[lbo-talk] Russia's economy (was Kvetching, Sarkozy etc.)

James Heartfield Heartfield at blueyonder.co.uk
Tue May 8 17:28:05 PDT 2007


It is not right to put Russian growth down to oil and gas alone. In fact between them, they account for twenty per cent of Gross Domestic Product (compared to eight per cent in 1999). Since 1999 Russia posted growth rates averaging 6 per cent of GDP a year, while the average of the G8 countries was just 2 per cent. Oil and gas are more important for overseas trade.One third of Russia's export earnings came from oil and gas in 1999, but by 2005 that had risen to 55 per cent. According to the RAND corporation, the positive outcome of Putin's economic nationalism has been 'the husbanding rather than the dissipating of economic rents from high oil and gas prices' (Charles Wolf and Thomas Lange, Russia's Economy, 2006).

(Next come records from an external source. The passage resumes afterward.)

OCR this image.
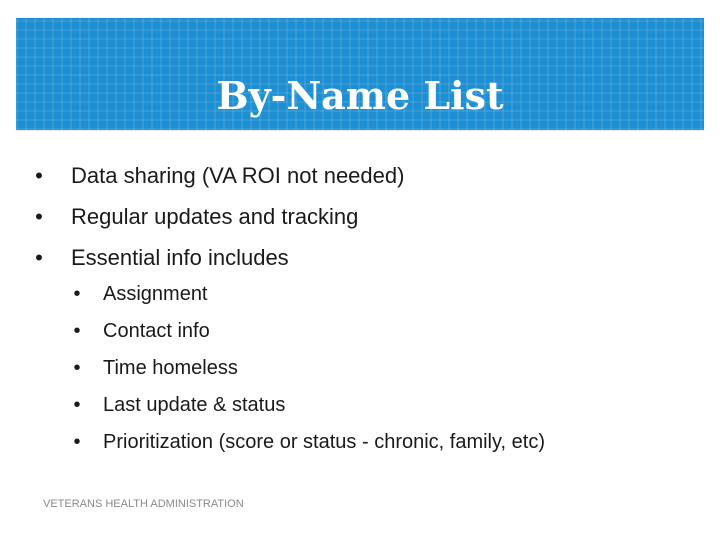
By-Name List
• Data sharing (VA ROI not needed)
• Regular updates and tracking
• Essential info includes
• Assignment
• Contact info
• Time homeless
• Last update & status
• Prioritization (score or status - chronic, family, etc)
VETERANS HEALTH ADMINISTRATION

There seems little reason to expect that international oil prices will fall and Russia's 27 per cent share of world gas reserves, currently under-developed, should prove valuable in the coming years.

Analyses of the state of Russia's economic health vary wildly. The (much disputed) stats say just over one in seven workers is in the public sector (compared with one in five in the UK), and government spending at 35 per cent of output is much lower than the Eurozone average of 49 per cent.

That is all the more extraordinary considering where Russia has come from. In 1996, most workers were still in the state sector. The number of privately owned enterprises more than doubled between 1996 and 2005, and employment in state owned enterprises shrank by 15 per cent, while those in private business grew by 41 per cent.

One important indicator of the change is that Russia's debt, which had been marked down by traders as so many junk bonds, has been re-classified as investment grade - greatly reducing the cost of borrowing. And under Putin debt has been paid off, reducing from 50 to 30 per cent of GDP. IMF debts of $3.3bn and $22bn owed to creditors in the Paris Club were repaid ahead of schedule in 2005 and 2006 respectively.